GHG
It is always more comforting to
have visual proofs, along with logical proofs of our inherited Torah.
I decided to join Sherlock Holmes’ fraternity of detectives to see how
far back I could go to find photos, then paintings, of men performing the
Mitzva of wearing Tzitzis. Since photography only recently began in the early
nineteenth century, my research would involve, primarily finding and reviewing
fine works of art.
Before I began this ambitious project, I
realized that I should brush up, and expand my knowledge of the laws pertaining
to the Mitzva of Tzitzis. Rabbi Samson R. Hirsch, in his Horeb writes in
chapter thirty nine:
“And the Lord spoke unto Moses, saying: ‘Speak unto the children of
Israel, and bid them that they make them throughout their generations, fringes
in the corners of their garments, and that they put with the fringe of each
corner, a thread of blue. And it shall be unto you for a fringe, that you may
look upon it, and remember all the commandments of the Lord, and do them; and
that you go not
about after your own heart and your own eyes, after which you use to go astray;
that you may remember and do all My commandments, and be holy unto your God. I
am the Lord your God, who brought you out of the land of Egypt, to be
your God: I am the Lord your God’.” (Num. XV, 37-41) “Thou shall
make thee twisted cords upon the four corners of thy covering, wherewith thou
coverest thyself. (Deut. XXII, 12)
Rabbi Samson R. Hirsch writes:
“But God does not wish you to follow the course prompted by your heart or your
eye, and so He has given you a means whereby in the present, visible world you
will always have a visible reminder of God – Himself invisible – a present
reminder of His law given in the past. It will remind you also, that the animal
within you strives only to find gratification in things invisible and
material. This means is Tzitzis. God commanded that Tzitzis be entwined
in the corners of your four-cornered garment – fringes instituted by Him for
the physical eye to behold as a reminder of His
commandments. The fringes will help you to raise yourself above the
world envisaged by the senses and to dedicate your material senses to the
service of Him. The Tzitzis remind us of God and his law, and that ‘you go not
about after your own heart and your own eyes’.”

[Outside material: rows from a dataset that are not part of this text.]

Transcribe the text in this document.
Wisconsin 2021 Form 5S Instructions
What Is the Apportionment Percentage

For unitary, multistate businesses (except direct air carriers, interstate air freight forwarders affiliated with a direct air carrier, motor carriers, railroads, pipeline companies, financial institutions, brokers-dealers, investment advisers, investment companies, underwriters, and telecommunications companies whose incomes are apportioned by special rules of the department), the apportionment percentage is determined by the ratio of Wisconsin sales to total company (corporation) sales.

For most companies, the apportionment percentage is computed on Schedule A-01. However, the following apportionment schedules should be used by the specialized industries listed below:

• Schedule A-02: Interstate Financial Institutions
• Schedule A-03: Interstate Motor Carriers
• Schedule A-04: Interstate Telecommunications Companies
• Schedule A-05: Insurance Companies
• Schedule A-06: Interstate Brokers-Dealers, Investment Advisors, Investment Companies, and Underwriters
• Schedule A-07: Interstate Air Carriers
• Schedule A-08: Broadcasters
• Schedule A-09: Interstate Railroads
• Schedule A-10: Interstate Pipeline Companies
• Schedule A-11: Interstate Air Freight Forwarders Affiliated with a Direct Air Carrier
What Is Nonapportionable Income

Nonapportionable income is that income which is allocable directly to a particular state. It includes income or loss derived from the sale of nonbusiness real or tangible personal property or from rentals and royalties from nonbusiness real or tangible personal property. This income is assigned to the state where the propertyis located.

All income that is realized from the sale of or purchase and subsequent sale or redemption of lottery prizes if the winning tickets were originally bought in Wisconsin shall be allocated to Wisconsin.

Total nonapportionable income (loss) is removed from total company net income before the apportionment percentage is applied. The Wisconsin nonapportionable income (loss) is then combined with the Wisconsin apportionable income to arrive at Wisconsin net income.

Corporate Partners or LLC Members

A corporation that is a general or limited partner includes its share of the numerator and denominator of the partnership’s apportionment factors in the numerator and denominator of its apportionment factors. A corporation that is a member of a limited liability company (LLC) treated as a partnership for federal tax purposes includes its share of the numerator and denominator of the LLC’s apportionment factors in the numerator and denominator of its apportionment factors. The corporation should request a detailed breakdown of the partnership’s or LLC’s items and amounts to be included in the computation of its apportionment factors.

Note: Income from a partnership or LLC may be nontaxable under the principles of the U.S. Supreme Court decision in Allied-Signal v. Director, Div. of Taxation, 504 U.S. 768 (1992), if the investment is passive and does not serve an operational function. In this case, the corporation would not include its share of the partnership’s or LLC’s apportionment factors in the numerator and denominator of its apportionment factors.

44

Just before I started to type in
the web site address for my first search for “Antique Jewish Paintings”, the
saying, “One picture is worth a thousand words” popped into my head. That’s
what I was trying to accomplish: find the earliest paintings of Jews wearing
Tzitzis as a visually “comforting” proof of this law’s antiquity and
authenticity. Then it occurred to me that the converse is really true: “One
word (of Torah) is worth a thousand pictures”…meaning, all the world’s
“proof-positive” in paintings do not equate to even one word of our precious
Torah. Pictures cannot validate what reason tells us, that the Torah is
authentic and its reasons are undeniable and beyond reproach. My initial notion
was incorrect: images should not play any role in assessing Torah truths.
Well, I just completed studying Rabbi Samson R.
Hirsch’s commentary on Tzitzis in his all-encompassing Horeb. I had the proof,
the Torah’s proof. Look how much time I saved. Who needs pictures?
Time to shut my PC down, and take Sherlock’s
pipe out of my mouth. I hope its not too late to run down to Tuvia’s bookstore.
I hope he has my Tzitzis size in stock.